C++ equivalent of C# 4.0's "dynamic" keyword?

Not really. The closest you can get is a void *, but you still need to cast it to an appropriate type before you can use it.

Update:

Trying to build a duck-typed DSL that compiles to C++, basically.

You can go about this in at least two ways:

Union-based variant

struct MyType {
  enum { NUMBER, STRING /* etc */ } type;
  union {
    double number;
    string str;
  };
};

Polymorphic class heirarchy

class MyType {
public:
  /* define pure virtual operations common to all types */
};

class MyNumber : public MyType {
private:
  double number;
public:
  /* implement operations for this type */
};

C#'s dynamic feature is highly dependant on .NET's built-in reflection capabilities. As standard C++ offers next to no reflection support, there's no way you can get a similar behavior. RTTI will allow you to safely downcast pointers but that's pretty much it. You're still quite far to being able to enumerate fields and methods and invoke them dynamically.


As others already said this isn't possible in the general case but I think it would be informative to see why not.

There are two levels to the problem, the syntactic level and the semantic level.

On the syntactic level you have the following code:

dynamic d = /* something */;
d.Foo(bar); // Foo is unknown at compile time

In .NET dynamic is a compiler feature, what it does is instead of generating a function call it creates a call site which contains the function name and types of parameters (for overloading). This means that if you want to support dynamic you have to modify the compiler. It's true that template meta programming allows doing similar stuff but TMP is by its nature done at compile time and therefore won't be up to the job of supporting runtime invocation.

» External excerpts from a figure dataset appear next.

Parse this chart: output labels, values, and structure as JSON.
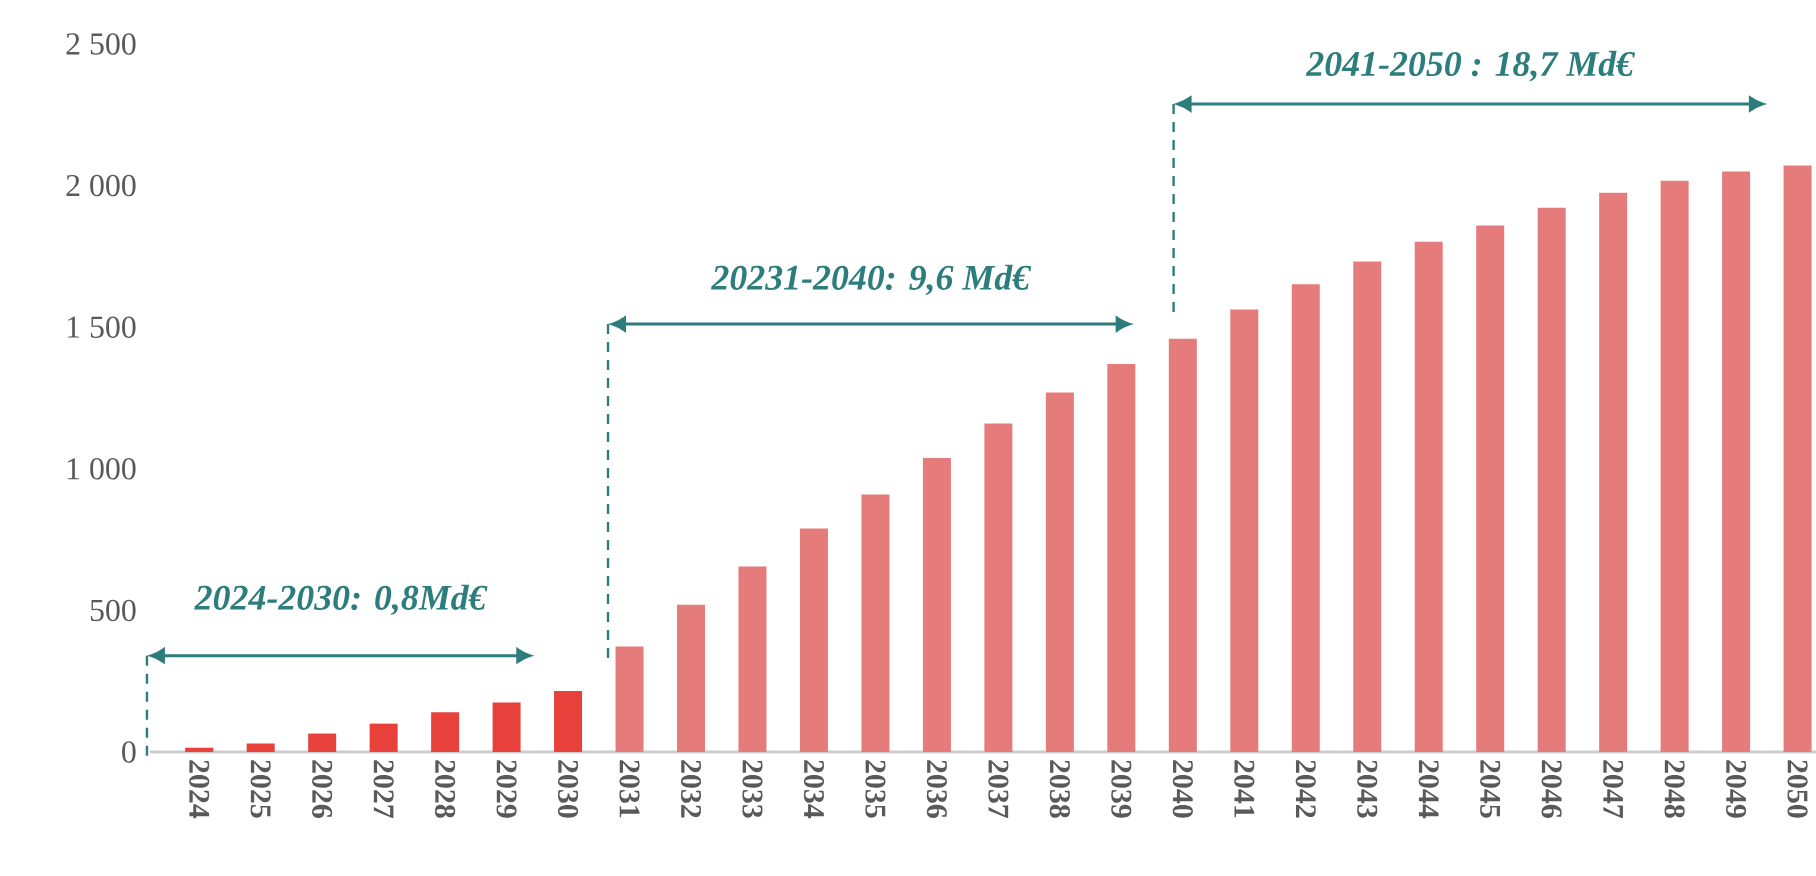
{
  "chart_data": {
    "type": "bar",
    "categories": [
      "2024",
      "2025",
      "2026",
      "2027",
      "2028",
      "2029",
      "2030",
      "2031",
      "2032",
      "2033",
      "2034",
      "2035",
      "2036",
      "2037",
      "2038",
      "2039",
      "2040",
      "2041",
      "2042",
      "2043",
      "2044",
      "2045",
      "2046",
      "2047",
      "2048",
      "2049",
      "2050"
    ],
    "values": [
      15,
      30,
      65,
      100,
      140,
      175,
      215,
      372,
      520,
      655,
      789,
      909,
      1038,
      1160,
      1269,
      1370,
      1459,
      1562,
      1652,
      1732,
      1802,
      1859,
      1922,
      1975,
      2017,
      2050,
      2071
    ],
    "colors": [
      "#e8413c",
      "#e8413c",
      "#e8413c",
      "#e8413c",
      "#e8413c",
      "#e8413c",
      "#e8413c",
      "#e57b7b",
      "#e57b7b",
      "#e57b7b",
      "#e57b7b",
      "#e57b7b",
      "#e57b7b",
      "#e57b7b",
      "#e57b7b",
      "#e57b7b",
      "#e57b7b",
      "#e57b7b",
      "#e57b7b",
      "#e57b7b",
      "#e57b7b",
      "#e57b7b",
      "#e57b7b",
      "#e57b7b",
      "#e57b7b",
      "#e57b7b",
      "#e57b7b"
    ],
    "ylim": [
      0,
      2500
    ],
    "yticks": [
      0,
      500,
      {
        "value": 1000,
        "label": "1 000"
      },
      {
        "value": 1500,
        "label": "1 500"
      },
      {
        "value": 2000,
        "label": "2 000"
      },
      {
        "value": 2500,
        "label": "2 500"
      }
    ],
    "annotations": [
      "2024-2030: 0,8Md€",
      "20231-2040: 9,6 Md€",
      "2041-2050 : 18,7 Md€"
    ]
  }
}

If you're not anal about the syntax then you may be able to support something like this:

dynamic d = /* something */;
d.invoke("Foo", bar);

On the semantic level As @Trillian (cool user name BTW) said, dynamic relies on reflection, this isn't strictly true, you can specify how dynamic is implemented, and the default for CLR types is reflection, so the type that bound to a dynamic variable must support some sort of runtime inspection (e.g. COM's IDispatch). This isn't true for the general case in C++ but if you can narrow your support only to types that support (a known) type of inspection you can implement dynamic in C++ (sans the syntax as mentioned above).